Jenny thought more about being rubbed down with a towel by Dave than about her narrow escape from drowning. Dave thought more about rubbing her down than about how nearly she had died.

They turned and bucketed towards the coast.

 

‘Terrible,’ said Mr Timothy Hikohoki. ‘Lunacy is terrible to contemplate.’

‘Certainly he was very mad,’ said Sandro.

‘I don’t know whether it’s romantic or cynical to welcome what happened. I don’t mean the ordeal of your friends. Of course that was dreadful. I mean Tony’s death.’

‘I welcome it.’

‘Yes. It could not, possibly, have been an accidental explosion?’

‘I was not there,’ said Sandro. ‘But how many boats with outboard motors have ever blown up? How many here?’

‘None.’

‘No.’

‘Then, with a bomb, Tony prepared his own death with theirs. I had no idea he had become so—utterly wild. So, as you say, so very mad. At least that is the end.’

‘Yes,’ said Sandro. ‘How many agents did he have?’

‘Agents? For compiling the dossiers?’

‘For killing people. Like the man near my house in Italy who killed a man on my property.’

‘Oh. I do not know. For the archives, for researching, he enlisted many people. We paid them a little. I think Hannibal de Vain paid them by results.’

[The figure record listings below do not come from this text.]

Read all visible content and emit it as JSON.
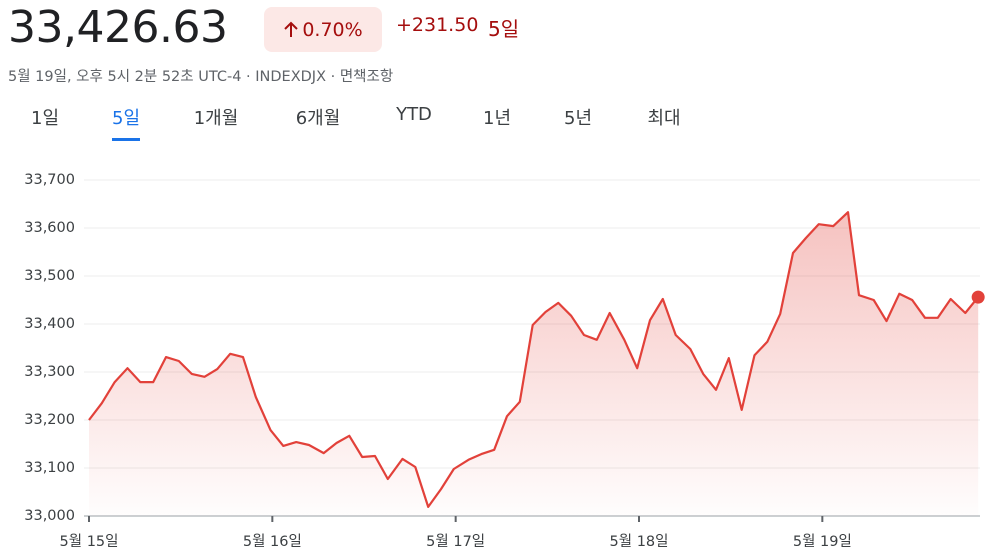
{
  "header": {
    "price": "33,426.63",
    "change_percent": "0.70%",
    "change": "+231.50",
    "period": "5일",
    "subtitle": "5월 19일, 오후 5시 2분 52초 UTC-4 · INDEXDJX · 면책조항"
  },
  "tabs": [
    "1일",
    "5일",
    "1개월",
    "6개월",
    "YTD",
    "1년",
    "5년",
    "최대"
  ],
  "selected_tab": 1,
  "chart_data": {
    "type": "line",
    "color": "#e2413a",
    "x": [
      0,
      0.07,
      0.14,
      0.21,
      0.28,
      0.35,
      0.42,
      0.49,
      0.56,
      0.63,
      0.7,
      0.77,
      0.84,
      0.91,
      0.99,
      1.06,
      1.13,
      1.2,
      1.28,
      1.35,
      1.42,
      1.49,
      1.56,
      1.63,
      1.71,
      1.78,
      1.85,
      1.92,
      1.99,
      2.07,
      2.14,
      2.21,
      2.28,
      2.35,
      2.42,
      2.49,
      2.56,
      2.63,
      2.7,
      2.77,
      2.84,
      2.92,
      2.99,
      3.06,
      3.13,
      3.2,
      3.28,
      3.35,
      3.42,
      3.49,
      3.56,
      3.63,
      3.7,
      3.77,
      3.84,
      3.91,
      3.98,
      4.06,
      4.14,
      4.2,
      4.28,
      4.35,
      4.42,
      4.49,
      4.56,
      4.63,
      4.7,
      4.78,
      4.85
    ],
    "values": [
      33200,
      33235,
      33279,
      33308,
      33279,
      33279,
      33331,
      33323,
      33296,
      33290,
      33306,
      33338,
      33331,
      33248,
      33179,
      33146,
      33154,
      33148,
      33131,
      33152,
      33167,
      33123,
      33125,
      33077,
      33119,
      33102,
      33019,
      33056,
      33098,
      33117,
      33129,
      33138,
      33208,
      33238,
      33398,
      33425,
      33444,
      33417,
      33377,
      33367,
      33423,
      33367,
      33308,
      33408,
      33452,
      33377,
      33348,
      33296,
      33263,
      33329,
      33221,
      33335,
      33363,
      33421,
      33548,
      33579,
      33608,
      33604,
      33633,
      33460,
      33450,
      33406,
      33463,
      33450,
      33413,
      33413,
      33452,
      33423,
      33456
    ],
    "xlim": [
      0,
      4.86
    ],
    "ylim": [
      33000,
      33700
    ],
    "xticks": [
      {
        "value": 0,
        "label": "5월 15일"
      },
      {
        "value": 1,
        "label": "5월 16일"
      },
      {
        "value": 2,
        "label": "5월 17일"
      },
      {
        "value": 3,
        "label": "5월 18일"
      },
      {
        "value": 4,
        "label": "5월 19일"
      }
    ],
    "yticks": [
      {
        "value": 33000,
        "label": "33,000"
      },
      {
        "value": 33100,
        "label": "33,100"
      },
      {
        "value": 33200,
        "label": "33,200"
      },
      {
        "value": 33300,
        "label": "33,300"
      },
      {
        "value": 33400,
        "label": "33,400"
      },
      {
        "value": 33500,
        "label": "33,500"
      },
      {
        "value": 33600,
        "label": "33,600"
      },
      {
        "value": 33700,
        "label": "33,700"
      }
    ],
    "grid": true
  }
}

‘How much were they paid for machine-gunning men and dogs in England?’

‘That was terrible. He had the logic of the insane. He caused the dogs to be shot because they had become predators not for survival but for sport. Also some hunting horses were killed.’

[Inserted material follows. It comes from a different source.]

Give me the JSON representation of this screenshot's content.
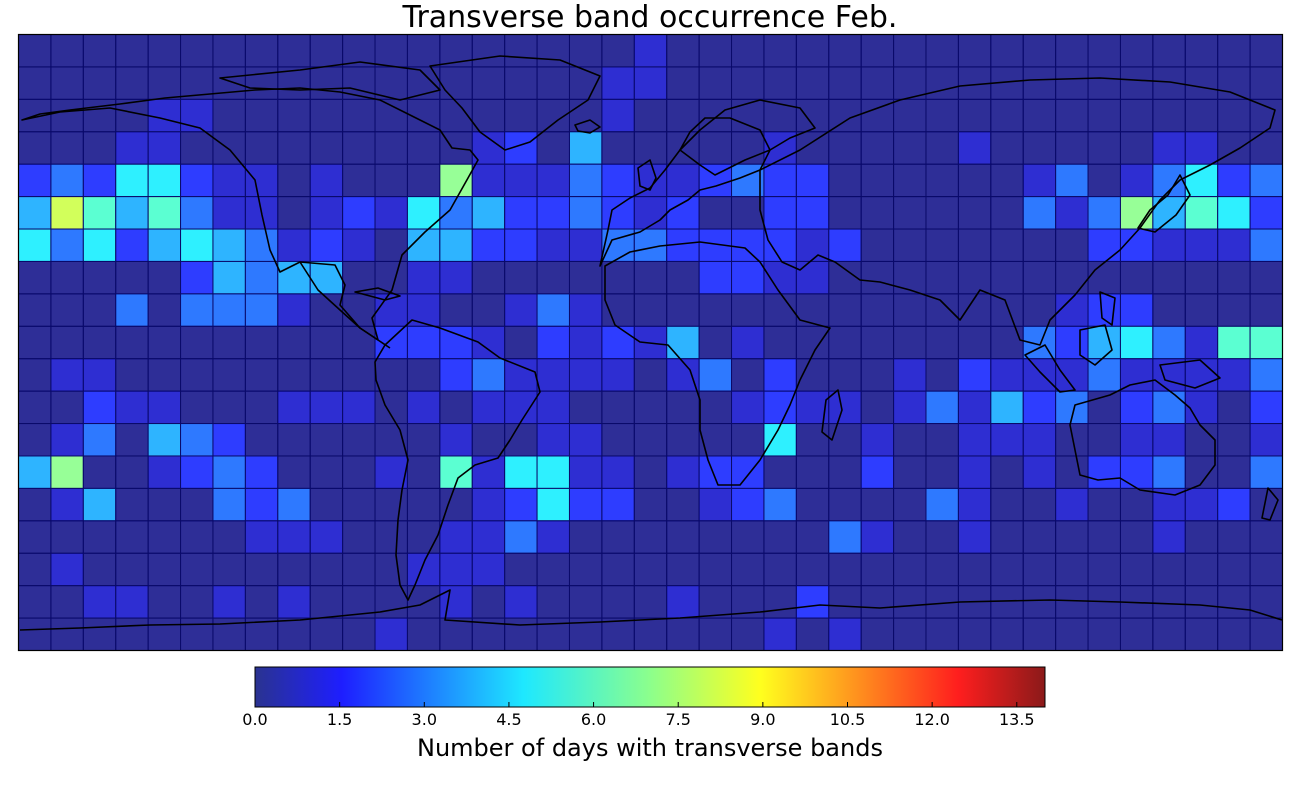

‘I am very glad he is dead. Will his agents go on without him?’

‘I think not. If I accept your inference that they exist, I think they would resort to—ultimate solutions only on his orders.’

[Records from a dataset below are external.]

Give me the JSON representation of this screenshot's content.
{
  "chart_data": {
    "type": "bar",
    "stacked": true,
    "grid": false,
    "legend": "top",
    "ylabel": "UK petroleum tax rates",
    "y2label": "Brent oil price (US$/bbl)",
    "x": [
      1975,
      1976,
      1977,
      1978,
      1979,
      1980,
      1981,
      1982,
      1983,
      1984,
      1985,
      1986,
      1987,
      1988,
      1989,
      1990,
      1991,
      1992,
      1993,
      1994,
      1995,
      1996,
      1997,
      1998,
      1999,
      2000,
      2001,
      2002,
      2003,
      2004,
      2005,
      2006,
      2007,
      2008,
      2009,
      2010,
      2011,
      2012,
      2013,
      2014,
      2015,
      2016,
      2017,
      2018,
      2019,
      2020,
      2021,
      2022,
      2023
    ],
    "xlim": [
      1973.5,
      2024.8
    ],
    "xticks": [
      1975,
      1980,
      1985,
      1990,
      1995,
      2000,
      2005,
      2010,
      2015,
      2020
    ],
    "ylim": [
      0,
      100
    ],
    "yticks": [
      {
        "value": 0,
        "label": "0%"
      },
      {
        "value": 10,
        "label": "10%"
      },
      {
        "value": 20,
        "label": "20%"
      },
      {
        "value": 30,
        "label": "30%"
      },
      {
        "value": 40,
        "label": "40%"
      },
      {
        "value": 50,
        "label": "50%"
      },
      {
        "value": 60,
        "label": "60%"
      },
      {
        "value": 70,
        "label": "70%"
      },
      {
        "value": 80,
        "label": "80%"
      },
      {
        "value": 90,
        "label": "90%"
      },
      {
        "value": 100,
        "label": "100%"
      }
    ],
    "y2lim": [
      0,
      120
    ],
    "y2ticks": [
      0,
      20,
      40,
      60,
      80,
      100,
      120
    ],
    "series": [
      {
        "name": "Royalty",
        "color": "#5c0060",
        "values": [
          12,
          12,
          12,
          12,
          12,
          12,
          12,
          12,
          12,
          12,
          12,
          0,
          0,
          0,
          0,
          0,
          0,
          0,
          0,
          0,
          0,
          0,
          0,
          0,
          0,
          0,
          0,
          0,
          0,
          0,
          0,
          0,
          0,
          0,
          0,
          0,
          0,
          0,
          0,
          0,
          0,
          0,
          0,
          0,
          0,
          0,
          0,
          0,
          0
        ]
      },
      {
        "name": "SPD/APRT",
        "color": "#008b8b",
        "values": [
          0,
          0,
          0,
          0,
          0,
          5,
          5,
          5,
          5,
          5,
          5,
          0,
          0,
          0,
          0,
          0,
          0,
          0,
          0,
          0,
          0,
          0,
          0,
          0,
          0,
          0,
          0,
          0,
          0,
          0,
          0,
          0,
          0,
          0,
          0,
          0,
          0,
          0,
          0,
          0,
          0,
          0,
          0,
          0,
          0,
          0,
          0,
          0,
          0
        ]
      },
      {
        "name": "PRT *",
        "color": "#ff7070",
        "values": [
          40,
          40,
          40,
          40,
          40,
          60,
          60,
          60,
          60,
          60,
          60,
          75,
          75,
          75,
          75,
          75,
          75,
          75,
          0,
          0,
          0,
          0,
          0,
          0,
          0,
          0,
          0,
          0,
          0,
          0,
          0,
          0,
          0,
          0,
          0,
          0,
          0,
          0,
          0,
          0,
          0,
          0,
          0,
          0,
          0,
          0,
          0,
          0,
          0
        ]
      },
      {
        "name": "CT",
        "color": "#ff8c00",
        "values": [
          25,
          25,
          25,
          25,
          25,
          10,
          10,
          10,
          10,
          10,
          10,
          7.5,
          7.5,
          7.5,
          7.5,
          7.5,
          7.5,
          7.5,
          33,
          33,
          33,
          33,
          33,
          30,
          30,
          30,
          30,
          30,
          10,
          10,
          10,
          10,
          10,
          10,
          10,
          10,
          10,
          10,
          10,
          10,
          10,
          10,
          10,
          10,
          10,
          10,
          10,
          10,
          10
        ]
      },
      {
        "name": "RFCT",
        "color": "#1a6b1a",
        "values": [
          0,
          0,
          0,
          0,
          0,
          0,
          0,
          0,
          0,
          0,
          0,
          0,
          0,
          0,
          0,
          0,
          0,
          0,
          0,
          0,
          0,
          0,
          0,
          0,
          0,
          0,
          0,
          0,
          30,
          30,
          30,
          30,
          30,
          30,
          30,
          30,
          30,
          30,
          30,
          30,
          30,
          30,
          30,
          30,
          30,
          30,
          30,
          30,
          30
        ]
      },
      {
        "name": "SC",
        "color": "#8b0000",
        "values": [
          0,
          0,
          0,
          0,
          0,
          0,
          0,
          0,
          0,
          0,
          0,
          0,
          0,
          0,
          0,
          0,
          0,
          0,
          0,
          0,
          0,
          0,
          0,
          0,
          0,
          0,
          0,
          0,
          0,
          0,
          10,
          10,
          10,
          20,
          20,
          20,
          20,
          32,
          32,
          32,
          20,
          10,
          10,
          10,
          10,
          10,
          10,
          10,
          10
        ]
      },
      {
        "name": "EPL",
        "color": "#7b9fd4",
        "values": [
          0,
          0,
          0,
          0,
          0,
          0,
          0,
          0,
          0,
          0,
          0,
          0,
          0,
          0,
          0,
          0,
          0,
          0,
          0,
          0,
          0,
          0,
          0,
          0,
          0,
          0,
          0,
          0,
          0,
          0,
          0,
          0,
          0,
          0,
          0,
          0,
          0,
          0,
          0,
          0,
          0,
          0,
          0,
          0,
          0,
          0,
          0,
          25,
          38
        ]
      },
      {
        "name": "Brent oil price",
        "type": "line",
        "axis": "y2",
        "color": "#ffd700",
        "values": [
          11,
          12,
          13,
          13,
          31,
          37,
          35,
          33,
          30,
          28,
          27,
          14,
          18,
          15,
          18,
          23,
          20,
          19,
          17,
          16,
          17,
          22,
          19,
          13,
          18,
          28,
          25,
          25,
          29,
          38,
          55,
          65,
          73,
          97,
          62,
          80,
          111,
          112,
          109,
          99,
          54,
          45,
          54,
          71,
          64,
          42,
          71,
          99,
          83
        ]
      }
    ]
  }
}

‘How fortunate for us all.’

‘Yes, I am very troubled,’ said the neat little Japanese. ‘Your friends are safe, thanks to your resource. They might most easily not have been safe. I am almost of a mind to feel that I should have told you more than I did. Somehow warned you against Tony.’

‘I am also of that mind.’

‘Of course. But you, Count, did not promise on your honour to keep his secret.’ Mr Hikohoki sighed. ‘A bomb, on his hired boat. I imagine very little can be discovered about it from the wreckage. Do you imagine a time-bomb? The clock must be in pieces and each piece at the bottom of the sea. A time-bomb. I am aghast to think of a man who was once my – well, my colleague, at the least – aghast to think of him waiting for a death which he had contrived. He was at least no coward. Oh dear. A sad and awful story. But it’s finished.’

‘Yes,’ said Sandro.

 

‘Well well well well well,’ said Jenny. ‘What a lot of holes in the ground.’

Evening. She and Colly were fully recovered.

Sandro explained that Ala was A.l’A, and that ‘Antoine l’Abbaye’ was the archivist of SIPHEN.

‘That wraps it up,’ said Colly. ‘Good. I’ve been too scared too often this trip. What do we do? Go on safari?’

‘Yes,’ said Sandro.

Jenny heard Dave, inside the house, singing Voi que sapete from Figaro. Her heart thudded in her throat.

The sky and the sea were coppery-gold in the brief, beautiful evening. The little birds strutted and chirruped on the sandy grass under the palm-trees and flowering shrubs, and the cook’s tame mongoose piped like a little bird. The morning’s blustery wind had dropped. It was an evening on which murder seemed unthinkable.

Jenny thought she would remember until she died Dave’s hands vigorously but gently drying her with a towel in the rolling and pitching cockpit of the rescuing boat.

‘We will go on safari,’ said Sandro, ‘exactly as we planned. But we will go much more carefully than we planned. Ala will come and find us and we shall find Ala.’

Colly and Jenny glanced at each other. Colly took a drink from his glass and elaborately shrugged.

‘Think,’ said Sandro. ‘It is most extremely obvious that Mr Monkhouse was a rabbit’s-foot.’

‘No, chum,’ said Colly. ‘Not the lucky kind.’

‘A cat’s-paw. So now we must find his boss, who today murdered him with a bomb.’